Diiiin! Sebuah klakson motor yang dimodifikasi sehingga bersuara seperti klakson truk bikin Dinda menoleh.

“Ngagetin aja lu!”

Dari jok motor, Sandro dengan Bimbim ketawa sama-sama. Sepertinya bahagia banget bisa bikin Dinda kaget.

“Pintu gerbang sekolah tutup bentar lagi. Elo nggak mau nebeng?”

“Bertiga?”

“Iya,” kata Bimbim yang nyetir. “Bertiga di motor gue.”

Dinda ngelirik motor bebek Bimbim.
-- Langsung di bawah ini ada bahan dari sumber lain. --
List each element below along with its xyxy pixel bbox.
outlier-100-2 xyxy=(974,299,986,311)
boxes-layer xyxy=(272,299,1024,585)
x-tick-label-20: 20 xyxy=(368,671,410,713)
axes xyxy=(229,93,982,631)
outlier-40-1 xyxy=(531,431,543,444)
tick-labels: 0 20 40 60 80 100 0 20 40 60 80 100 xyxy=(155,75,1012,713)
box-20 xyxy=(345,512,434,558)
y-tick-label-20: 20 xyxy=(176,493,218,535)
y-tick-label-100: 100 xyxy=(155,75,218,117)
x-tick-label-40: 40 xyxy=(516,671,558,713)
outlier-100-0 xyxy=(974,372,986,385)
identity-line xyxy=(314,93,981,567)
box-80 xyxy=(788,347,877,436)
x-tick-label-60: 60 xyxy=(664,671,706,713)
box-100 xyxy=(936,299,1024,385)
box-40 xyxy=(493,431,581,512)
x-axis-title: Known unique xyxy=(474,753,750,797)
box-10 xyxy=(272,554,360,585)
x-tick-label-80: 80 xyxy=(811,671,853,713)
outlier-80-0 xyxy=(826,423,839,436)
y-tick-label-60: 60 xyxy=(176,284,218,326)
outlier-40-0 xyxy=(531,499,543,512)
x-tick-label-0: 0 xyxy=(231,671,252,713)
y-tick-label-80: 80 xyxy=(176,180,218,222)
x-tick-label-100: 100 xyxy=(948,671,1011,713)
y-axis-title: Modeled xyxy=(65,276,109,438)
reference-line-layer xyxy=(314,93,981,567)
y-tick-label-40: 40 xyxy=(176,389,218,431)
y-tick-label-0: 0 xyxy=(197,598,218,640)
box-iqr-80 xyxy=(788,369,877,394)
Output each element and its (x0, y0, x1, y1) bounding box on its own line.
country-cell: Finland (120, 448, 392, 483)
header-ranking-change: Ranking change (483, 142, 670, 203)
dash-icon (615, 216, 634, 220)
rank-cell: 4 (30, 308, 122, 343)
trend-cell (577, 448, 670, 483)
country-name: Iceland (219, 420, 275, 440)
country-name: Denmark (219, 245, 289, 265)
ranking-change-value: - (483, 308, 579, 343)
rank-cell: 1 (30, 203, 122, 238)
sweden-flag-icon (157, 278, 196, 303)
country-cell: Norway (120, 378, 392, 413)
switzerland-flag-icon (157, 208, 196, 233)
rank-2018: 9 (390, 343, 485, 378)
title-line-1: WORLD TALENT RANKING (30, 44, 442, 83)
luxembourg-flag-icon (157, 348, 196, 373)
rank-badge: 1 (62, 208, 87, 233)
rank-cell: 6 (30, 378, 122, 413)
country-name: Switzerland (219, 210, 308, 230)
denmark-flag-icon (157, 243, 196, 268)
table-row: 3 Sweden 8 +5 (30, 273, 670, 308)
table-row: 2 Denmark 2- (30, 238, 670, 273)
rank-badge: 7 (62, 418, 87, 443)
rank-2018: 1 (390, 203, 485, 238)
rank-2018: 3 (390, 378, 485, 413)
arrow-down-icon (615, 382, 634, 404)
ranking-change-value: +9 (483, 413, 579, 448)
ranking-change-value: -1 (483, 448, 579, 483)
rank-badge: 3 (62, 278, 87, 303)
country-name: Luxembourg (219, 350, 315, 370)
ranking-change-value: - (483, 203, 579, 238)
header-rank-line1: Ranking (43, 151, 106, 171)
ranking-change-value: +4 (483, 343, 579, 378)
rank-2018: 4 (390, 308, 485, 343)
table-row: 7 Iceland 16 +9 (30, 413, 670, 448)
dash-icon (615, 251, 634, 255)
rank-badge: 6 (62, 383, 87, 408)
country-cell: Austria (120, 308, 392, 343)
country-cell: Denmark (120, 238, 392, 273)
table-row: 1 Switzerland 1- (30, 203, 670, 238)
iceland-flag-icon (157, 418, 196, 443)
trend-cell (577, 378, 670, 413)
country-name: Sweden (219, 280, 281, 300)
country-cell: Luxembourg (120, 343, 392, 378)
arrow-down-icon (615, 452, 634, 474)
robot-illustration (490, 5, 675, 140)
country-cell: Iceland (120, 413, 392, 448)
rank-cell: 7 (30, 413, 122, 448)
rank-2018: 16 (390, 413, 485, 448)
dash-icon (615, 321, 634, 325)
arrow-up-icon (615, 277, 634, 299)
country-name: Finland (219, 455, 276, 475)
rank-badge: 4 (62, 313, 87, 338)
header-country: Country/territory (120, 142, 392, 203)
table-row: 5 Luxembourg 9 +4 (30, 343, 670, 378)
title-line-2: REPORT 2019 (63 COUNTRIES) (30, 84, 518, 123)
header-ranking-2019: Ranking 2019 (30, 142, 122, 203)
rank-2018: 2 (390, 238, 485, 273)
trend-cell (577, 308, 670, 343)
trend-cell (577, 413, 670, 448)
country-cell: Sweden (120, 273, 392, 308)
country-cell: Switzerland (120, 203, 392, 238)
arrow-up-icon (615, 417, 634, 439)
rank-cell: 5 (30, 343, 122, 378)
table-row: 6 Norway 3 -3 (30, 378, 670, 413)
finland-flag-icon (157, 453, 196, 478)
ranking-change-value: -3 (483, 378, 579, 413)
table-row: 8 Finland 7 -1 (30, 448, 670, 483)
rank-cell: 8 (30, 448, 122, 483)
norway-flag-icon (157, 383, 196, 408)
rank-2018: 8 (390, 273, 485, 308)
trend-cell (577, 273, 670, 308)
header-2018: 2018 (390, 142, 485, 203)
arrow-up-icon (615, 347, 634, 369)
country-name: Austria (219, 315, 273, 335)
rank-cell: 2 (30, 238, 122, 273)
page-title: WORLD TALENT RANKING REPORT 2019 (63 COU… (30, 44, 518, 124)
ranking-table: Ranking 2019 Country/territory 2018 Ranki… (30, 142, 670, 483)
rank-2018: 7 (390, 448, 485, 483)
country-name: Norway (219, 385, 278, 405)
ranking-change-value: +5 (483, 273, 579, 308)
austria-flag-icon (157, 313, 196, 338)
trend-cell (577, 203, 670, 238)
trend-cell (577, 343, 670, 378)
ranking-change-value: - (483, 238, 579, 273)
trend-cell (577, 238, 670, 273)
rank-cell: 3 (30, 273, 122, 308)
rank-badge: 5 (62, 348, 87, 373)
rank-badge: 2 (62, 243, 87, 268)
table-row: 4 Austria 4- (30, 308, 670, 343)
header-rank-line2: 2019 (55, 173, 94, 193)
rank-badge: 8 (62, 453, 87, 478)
Kendaraan roda dua yang setia dipakai Bimbim itu bukan motor baru tapi perawatan rutin membuat penampilan motor tetap apik.

“Nggak dah,” tolak Dinda halus, “gue nggak tega. Kalo motor lo bisa ngomong, pasti dia udah teriak-teriak kesakitan karena harus nambah beban satu orang lagi.”

“Jangan sok imut, cepetan naik!” Sandro ngebentak pura-pura.

“Serius nih masih muat?”

“Muat!” Bimbim dan Sandro ngejawab barengan.